The evidence is clear that Shawn Becker intended to ship certain possessions to California. As discussed above, the arrangements were made well in advance of the scheduled shipment, thus reflecting careful planning rather than a hasty departure. The Court finds LaLota's testimony on this point wholly credible. In addition, the evidence demonstrates a clear intention to leave certain possessions in the house after the shipment to California. The highly credible testimony of both LaLota and Booher warrants a finding that some of the possessions were intended to be shipped to California while others, although packed, were to be left in the house. Moreover, certain of the goods which were destined for California were never loaded on Booher's truck because he was interrupted by three unknown men during the loading and thus, these goods were also still left in the house as of May 26th. The Court notes further that Booher testified that the Florida house was orderly when he arrived and also when he left.
It weighs in Becker's favor that according to the testimony of IRS Agent Craddock, Bucky Glaze was asked by Shawn Becker to watch the house while she was away in New York. It is noted also that each time the agents entered the house, the doors were closed and locked. Of still further interest is evidence that advance notice was given to the telephone company to terminate service on two of the phones. Finally, at least one of the parties (Wyler) returned to the house after the searches had occurred, but, after looking in the window, did not enter. While his failure to enter does not suggest intent to occupy, the return to the house runs counter to a claim of abandonment.

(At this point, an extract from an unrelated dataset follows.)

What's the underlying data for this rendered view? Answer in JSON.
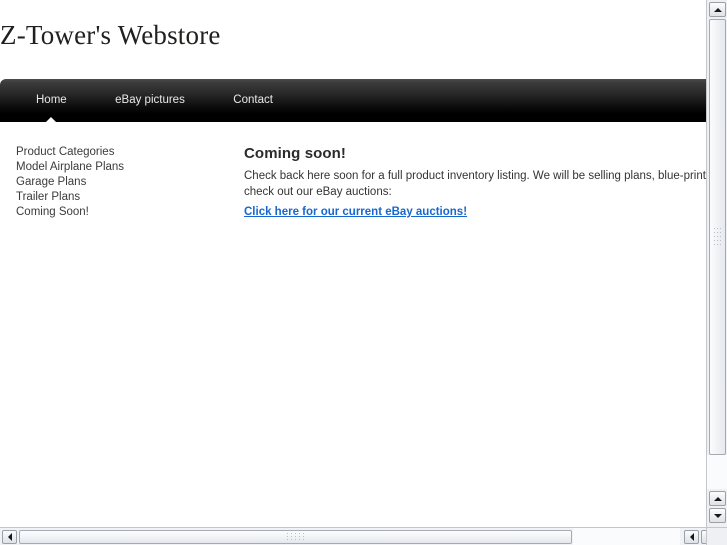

These assorted shreds of evidence do not suggest a hasty departure or abandonment of one's home. Rather, altogether they support a finding that the defendants did not abandon the Florida house as of May 29, 1978, and, therefore, the government has failed to establish by a preponderance of the evidence that the defendants Wyler and Becker had abandoned their reasonable expectations of privacy in the Florida house or the contents therein at the time of the searches.
Since the government has failed to establish by a preponderance of the evidence either that valid consent was given for the agents to enter the defendants' Florida house, or that the defendants had abandoned their reasonable expectations of privacy in the house, the Court finds that the search and subsequent seizure violated the defendants' Fourth Amendment rights.
Accordingly, the motion to suppress the physical evidence seized in the search is granted.